MICROENSAYO

  • Richard Ross. Basement storage racks, Paul Getty Museum, 2000.
  • Arte momentáneo: la educación de la mirada

El mundo es un gran Museo de Arte Momentáneo. Nuestro entorno, lo que vemos diariamente pero que no miramos, está ahí esperando ser atrapado por el objetivo de una cámara, por el ojo de cualquier artista, para ser plasmado en un lienzo, para ser convertido en una escultura, para ser el objeto de una instalación o una performance, y, en última instancia, para detonar una idea que luego se puede convertir en un concepto artístico, pero ¿está el ciudadano medio preparado para disfrutar de este inmenso Museo de Arte Momentáneo? La respuesta es no: en las escuelas y en los institutos se enseña la historia del arte, pero no se educa la mirada, la sensibilidad.

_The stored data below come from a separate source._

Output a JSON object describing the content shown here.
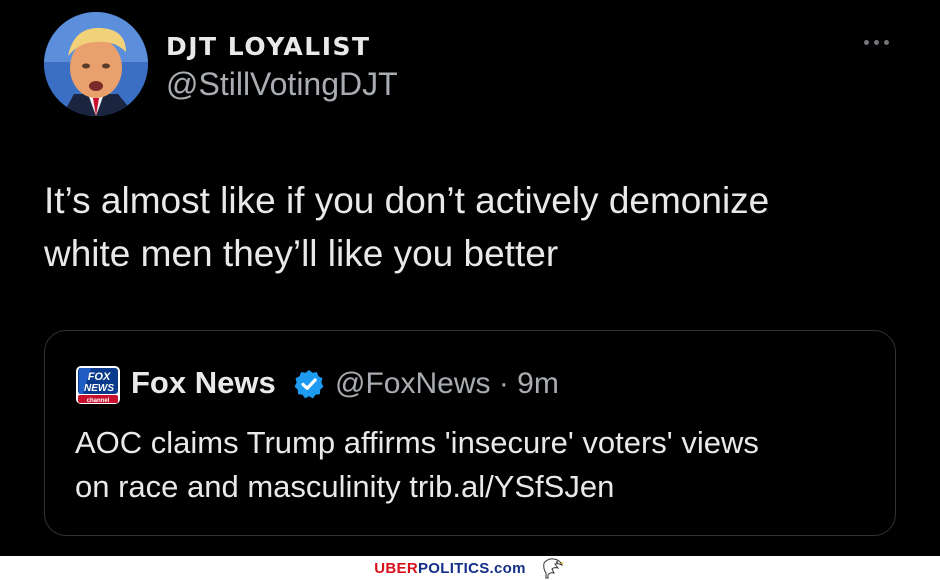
{
  "tweet": {
    "display_name": "DJT LOYALIST",
    "handle": "@StillVotingDJT",
    "text_line1": "It’s almost like if you don’t actively demonize",
    "text_line2": "white men they’ll like you better",
    "more_icon": "more-horizontal-icon"
  },
  "quote": {
    "name": "Fox News",
    "handle": "@FoxNews",
    "separator": "·",
    "time": "9m",
    "text_line1": "AOC claims Trump affirms 'insecure' voters' views",
    "text_line2": "on race and masculinity trib.al/YSfSJen",
    "logo_text_top": "FOX",
    "logo_text_mid": "NEWS",
    "logo_text_bottom": "channel",
    "verified_icon": "verified-badge-icon",
    "verified_color": "#1d9bf0"
  },
  "watermark": {
    "part1": "UBER",
    "part2": "POLITICS",
    "part3": ".com",
    "red": "#d8101d",
    "blue": "#132f87"
  }
}
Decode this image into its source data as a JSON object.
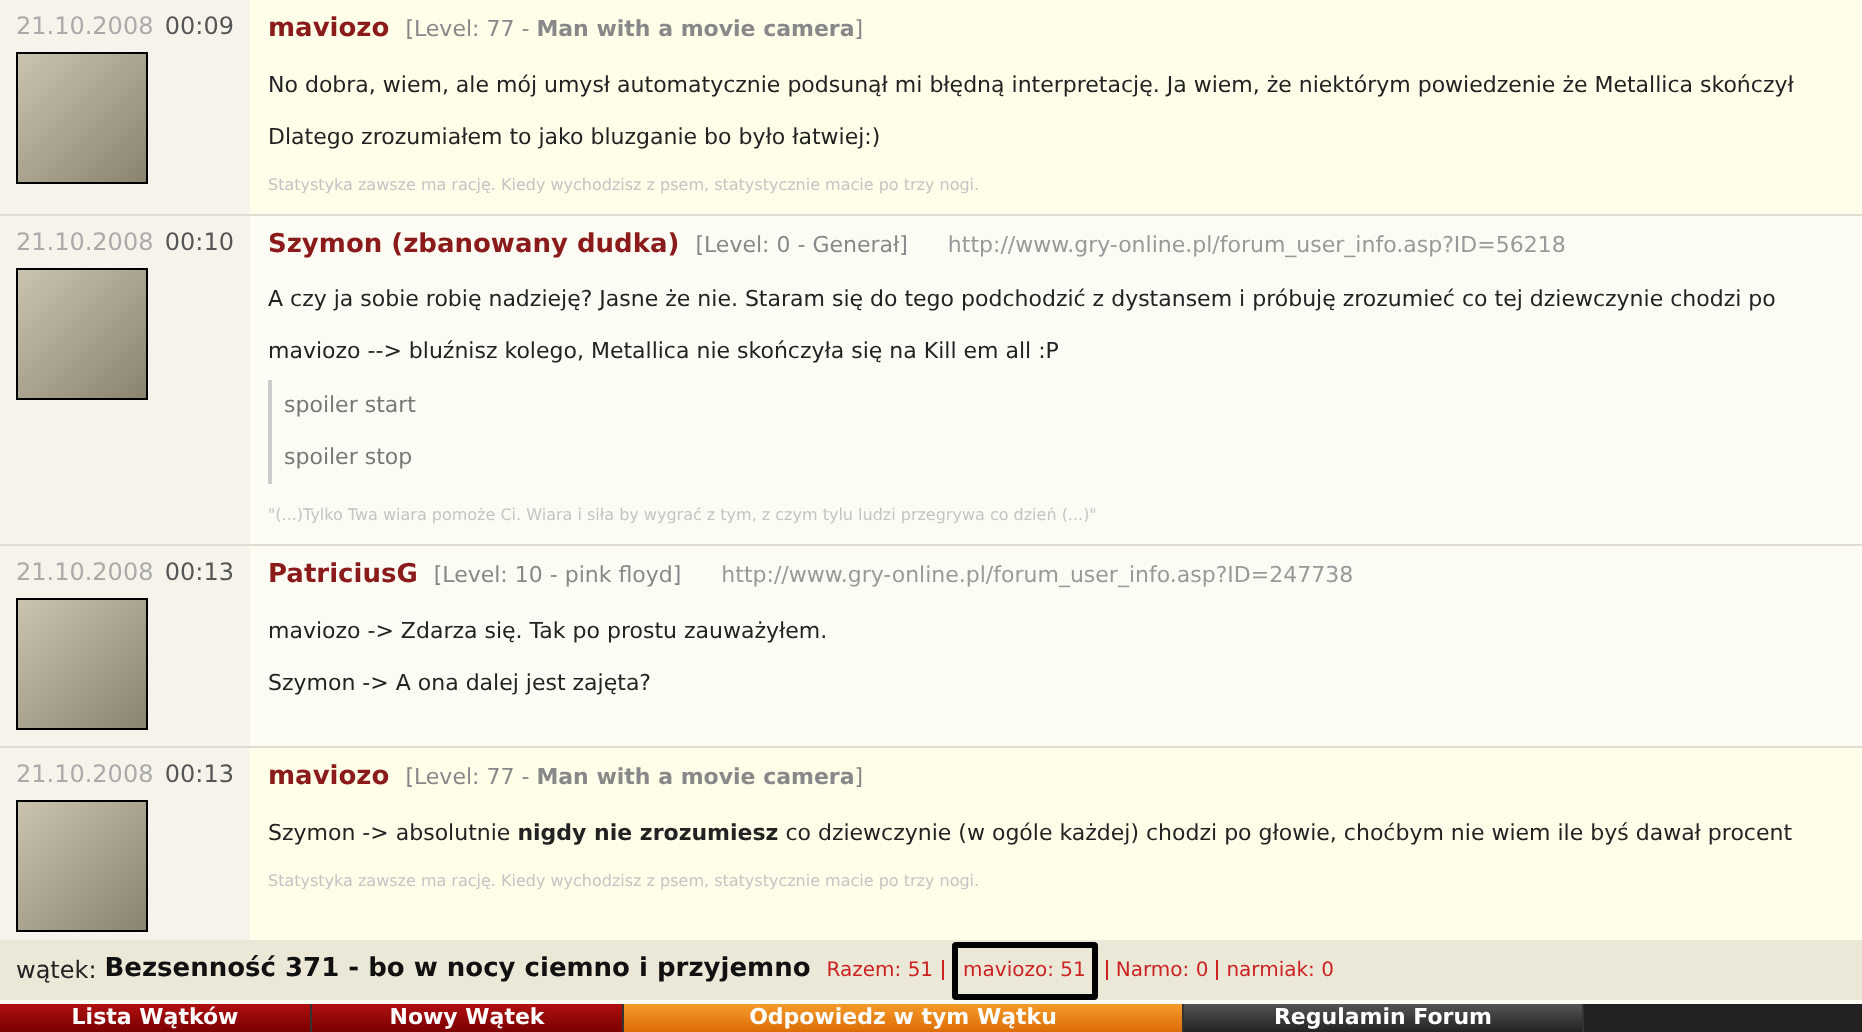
{
  "posts": [
    {
      "date": "21.10.2008",
      "time": "00:09",
      "author": "maviozo",
      "level": "[Level: 77 - **Man with a movie camera**]",
      "highlighted": true,
      "paragraphs": [
        "No dobra, wiem, ale mój umysł automatycznie podsunął mi błędną interpretację. Ja wiem, że niektórym powiedzenie że Metallica skończył",
        "Dlatego zrozumiałem to jako bluzganie bo było łatwiej:)"
      ],
      "signature": "Statystyka zawsze ma rację. Kiedy wychodzisz z psem, statystycznie macie po trzy nogi."
    },
    {
      "date": "21.10.2008",
      "time": "00:10",
      "author": "Szymon (zbanowany dudka)",
      "level": "[Level: 0 - Generał]",
      "profile_url": "http://www.gry-online.pl/forum_user_info.asp?ID=56218",
      "highlighted": false,
      "paragraphs": [
        "A czy ja sobie robię nadzieję? Jasne że nie. Staram się do tego podchodzić z dystansem i próbuję zrozumieć co tej dziewczynie chodzi po",
        "maviozo --> bluźnisz kolego, Metallica nie skończyła się na Kill em all :P"
      ],
      "spoiler": [
        "spoiler start",
        "spoiler stop"
      ],
      "signature": "\"(...)Tylko Twa wiara pomoże Ci. Wiara i siła by wygrać z tym, z czym tylu ludzi przegrywa co dzień (...)\""
    },
    {
      "date": "21.10.2008",
      "time": "00:13",
      "author": "PatriciusG",
      "level": "[Level: 10 - pink floyd]",
      "profile_url": "http://www.gry-online.pl/forum_user_info.asp?ID=247738",
      "highlighted": false,
      "paragraphs": [
        "maviozo -> Zdarza się. Tak po prostu zauważyłem.",
        "Szymon -> A ona dalej jest zajęta?"
      ]
    },
    {
      "date": "21.10.2008",
      "time": "00:13",
      "author": "maviozo",
      "level": "[Level: 77 - **Man with a movie camera**]",
      "highlighted": true,
      "paragraphs": [
        "Szymon -> absolutnie **nigdy nie zrozumiesz** co dziewczynie (w ogóle każdej) chodzi po głowie, choćbym nie wiem ile byś dawał procent"
      ],
      "signature": "Statystyka zawsze ma rację. Kiedy wychodzisz z psem, statystycznie macie po trzy nogi."
    }
  ],
  "thread": {
    "label": "wątek:",
    "title": "Bezsenność 371 - bo w nocy ciemno i przyjemno",
    "stats": [
      {
        "text": "Razem: 51",
        "circled": false
      },
      {
        "text": "maviozo: 51",
        "circled": true
      },
      {
        "text": "Narmo: 0",
        "circled": false
      },
      {
        "text": "narmiak: 0",
        "circled": false
      }
    ]
  },
  "nav": [
    {
      "label": "Lista Wątków",
      "kind": "red"
    },
    {
      "label": "Nowy Wątek",
      "kind": "red"
    },
    {
      "label": "Odpowiedz w tym Wątku",
      "kind": "orange"
    },
    {
      "label": "Regulamin Forum",
      "kind": "dark"
    }
  ]
}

Si empezamos por considerar nuestro entorno cotidiano como un gran Museo de Arte Momentáneo, pronto podremos tener microexperiencias estéticas sólo mirando fugazmente el fragmento de una pared llena de grafitis, descubriendo en una puerta de hierro oxidada, o mal pintada, figuras abstractas que nos atraen, viendo en los papeles desgastados de un panel de publicidad composiciones poéticas, extasiándonos ante las ruinas de una fábrica abandonada, filmando con los ojos una milésima de segundo de una película en la que aparece un rostro reflejado en el faro de un coche que atraviesa una calle, observando la belleza que puede haber en un trozo de plástico desgarrado que vuela arrastrado por el viento…

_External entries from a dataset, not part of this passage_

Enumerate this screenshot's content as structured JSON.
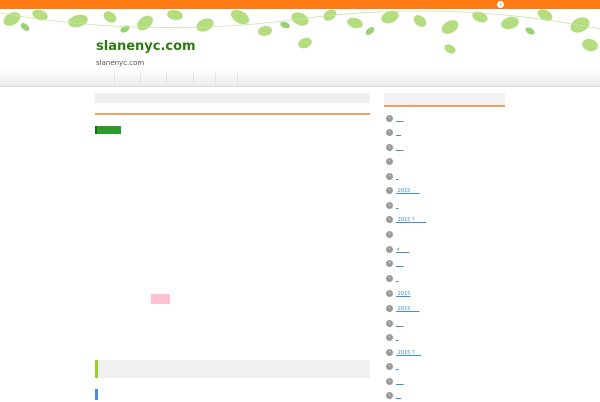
{
  "site": {
    "title": "slanenyc.com",
    "subtitle": "slanenyc.com"
  },
  "topbar": {
    "icon": "chevron-right-icon",
    "color": "#ff7a12"
  },
  "colors": {
    "accent": "#f0a060",
    "green": "#2d9a2d",
    "link": "#3a8fd6",
    "pink": "#ffc0cf"
  },
  "sidebar": {
    "items": [
      {
        "label": "___"
      },
      {
        "label": "__"
      },
      {
        "label": "___"
      },
      {
        "label": ""
      },
      {
        "label": "_"
      },
      {
        "label": " 2015 ___"
      },
      {
        "label": "_"
      },
      {
        "label": " 2015 ? ____"
      },
      {
        "label": ""
      },
      {
        "label": "× ___"
      },
      {
        "label": "___"
      },
      {
        "label": "_"
      },
      {
        "label": " 2015"
      },
      {
        "label": " 2015 ___"
      },
      {
        "label": "___"
      },
      {
        "label": "_"
      },
      {
        "label": " 2015 ? __"
      },
      {
        "label": "_"
      },
      {
        "label": "___"
      },
      {
        "label": "__"
      }
    ]
  }
}
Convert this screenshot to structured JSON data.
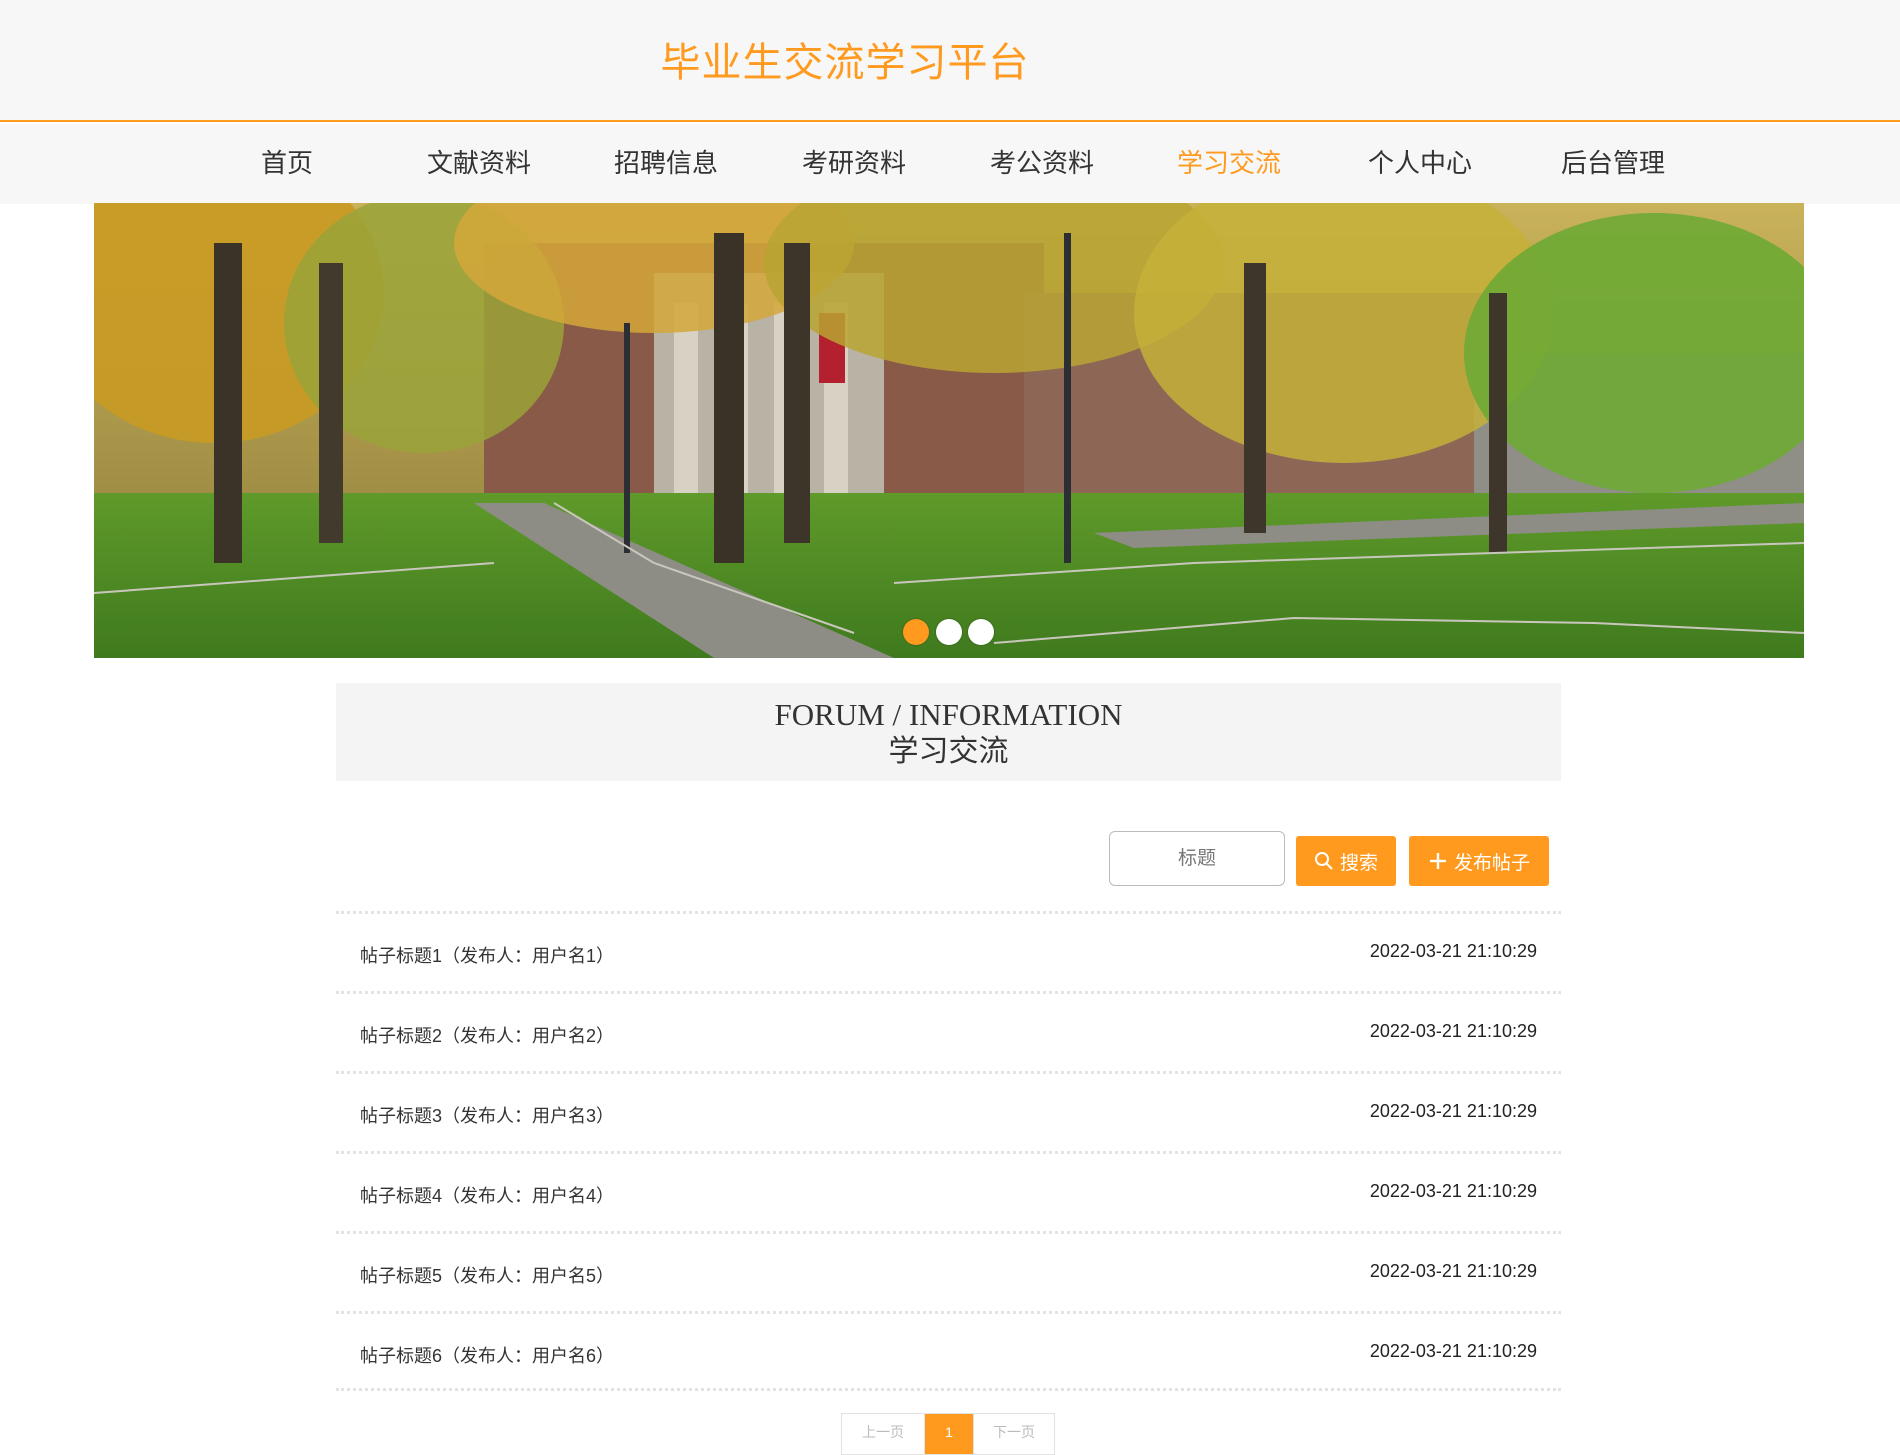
{
  "header": {
    "site_title": "毕业生交流学习平台"
  },
  "nav": {
    "items": [
      {
        "label": "首页"
      },
      {
        "label": "文献资料"
      },
      {
        "label": "招聘信息"
      },
      {
        "label": "考研资料"
      },
      {
        "label": "考公资料"
      },
      {
        "label": "学习交流"
      },
      {
        "label": "个人中心"
      },
      {
        "label": "后台管理"
      }
    ],
    "active": "学习交流"
  },
  "banner": {
    "slide_count": 3,
    "active_slide": 1
  },
  "section": {
    "title_en": "FORUM / INFORMATION",
    "title_cn": "学习交流"
  },
  "search": {
    "placeholder": "标题",
    "search_label": "搜索",
    "post_label": "发布帖子"
  },
  "posts": [
    {
      "title": "帖子标题1（发布人：用户名1）",
      "time": "2022-03-21 21:10:29"
    },
    {
      "title": "帖子标题2（发布人：用户名2）",
      "time": "2022-03-21 21:10:29"
    },
    {
      "title": "帖子标题3（发布人：用户名3）",
      "time": "2022-03-21 21:10:29"
    },
    {
      "title": "帖子标题4（发布人：用户名4）",
      "time": "2022-03-21 21:10:29"
    },
    {
      "title": "帖子标题5（发布人：用户名5）",
      "time": "2022-03-21 21:10:29"
    },
    {
      "title": "帖子标题6（发布人：用户名6）",
      "time": "2022-03-21 21:10:29"
    }
  ],
  "pagination": {
    "prev_label": "上一页",
    "current": "1",
    "next_label": "下一页"
  },
  "colors": {
    "accent": "#ff9a1f",
    "header_bg": "#f7f7f7",
    "section_bg": "#f4f4f4"
  }
}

De tanto mirar y vivir el arte uno llega a la conclusión de que éste está en todas partes y en todas las cosas, que es cuestión de mirar con atención. Pero para llegar a ese punto en el que uno puede disfrutar viendo lo artístico que hay en nuestro entorno, es necesaria educar la mirada. Esa educación de la mirada se puede conseguir visitando muchos museos y galerías de arte, hojeando muchas revistas especializadas en arte contemporáneo, pero, sobre todo, la educación de la mirada se debería realizar en todo el proceso de nuestra educación: desde la escuela primaria hasta el final de los estudios superiores antes de entrar en la universidad.

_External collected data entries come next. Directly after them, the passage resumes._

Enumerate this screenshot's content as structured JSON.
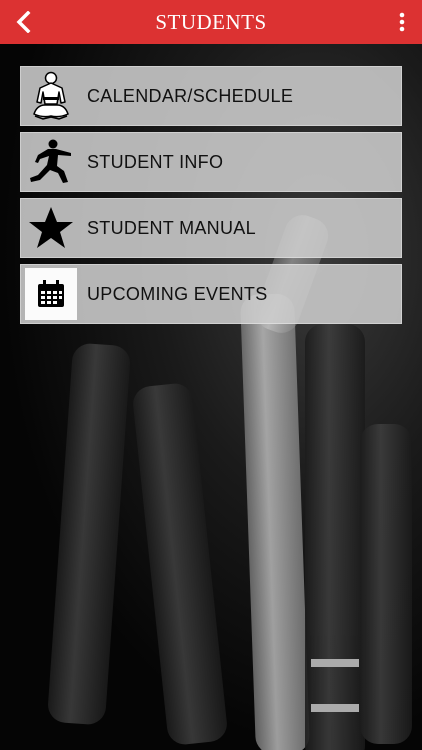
{
  "header": {
    "title": "STUDENTS",
    "back_icon": "chevron-left-icon",
    "more_icon": "more-vertical-icon",
    "color": "#dc3232"
  },
  "menu": {
    "items": [
      {
        "label": "CALENDAR/SCHEDULE",
        "icon": "kneeling-karateka-icon"
      },
      {
        "label": "STUDENT INFO",
        "icon": "karate-stance-icon"
      },
      {
        "label": "STUDENT MANUAL",
        "icon": "star-icon"
      },
      {
        "label": "UPCOMING EVENTS",
        "icon": "calendar-icon"
      }
    ]
  },
  "background": {
    "subject": "black belts photo"
  }
}
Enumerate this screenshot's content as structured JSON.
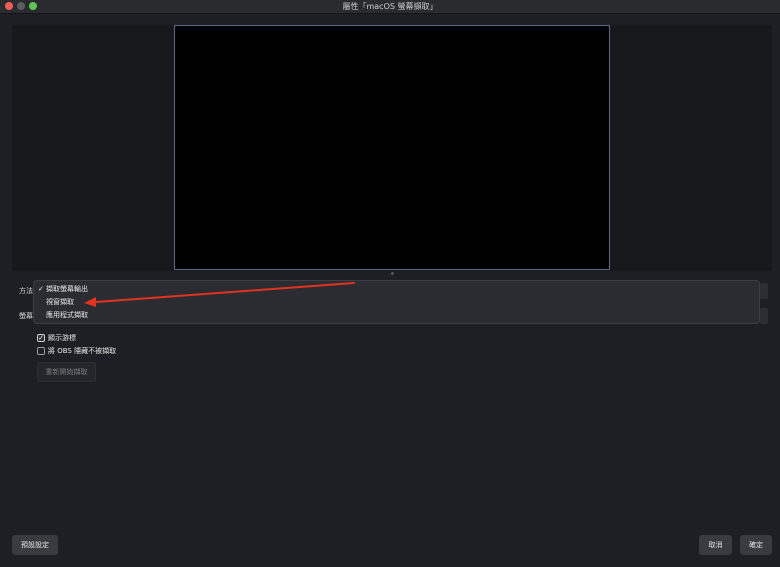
{
  "window": {
    "title": "屬性「macOS 螢幕擷取」"
  },
  "form": {
    "method_label": "方法",
    "screen_label": "螢幕"
  },
  "method_dropdown": {
    "options": [
      {
        "label": "擷取螢幕輸出",
        "selected": true
      },
      {
        "label": "視窗擷取",
        "selected": false
      },
      {
        "label": "應用程式擷取",
        "selected": false
      }
    ],
    "check_mark": "✓"
  },
  "options": {
    "show_cursor": {
      "label": "顯示游標",
      "checked": true
    },
    "hide_obs": {
      "label": "將 OBS 隱藏不被擷取",
      "checked": false
    }
  },
  "buttons": {
    "restart_capture": "重新開始擷取",
    "defaults": "預設設定",
    "cancel": "取消",
    "ok": "確定"
  },
  "annotation": {
    "arrow_color": "#e0321e"
  }
}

Sucede que en España está ocurriendo todo lo contrario: se está sacando del sistema educativo obligatorio todo lo que tenga que ver con el arte, la filosofía y la música. Inclusive si un/una estudiante decidiera optar por estudiar en el Bachillerato Historia del Arte, con sólo echarle un vistazo al libro de texto bostezaría profundamente. No quiero decir con esto que estudiar la Historia del Arte no sea relevante, sí lo es, sino que cuando llegamos al final del programa nos encontramos con lo siguiente en lo que los libros llaman “la edad contemporánea”: “Impresionismo y postimpresionismo; la pintura en la primera mitad del siglo XX”. Algunos libros de texto son más atrevidos y bajo el título de “Las artes plásticas y su evolución” nos encontramos con este guión: “fauvismo, expresionismo, cubismo y surrealismo; las vanguardias históricas en España; la abstracción y sus variantes; de la nueva figuración al hiperrealismo”. Nada sobre fotografía, cine, arte conceptual, videoarte, instalaciones, performance, arte público, arte efímero o arte digital…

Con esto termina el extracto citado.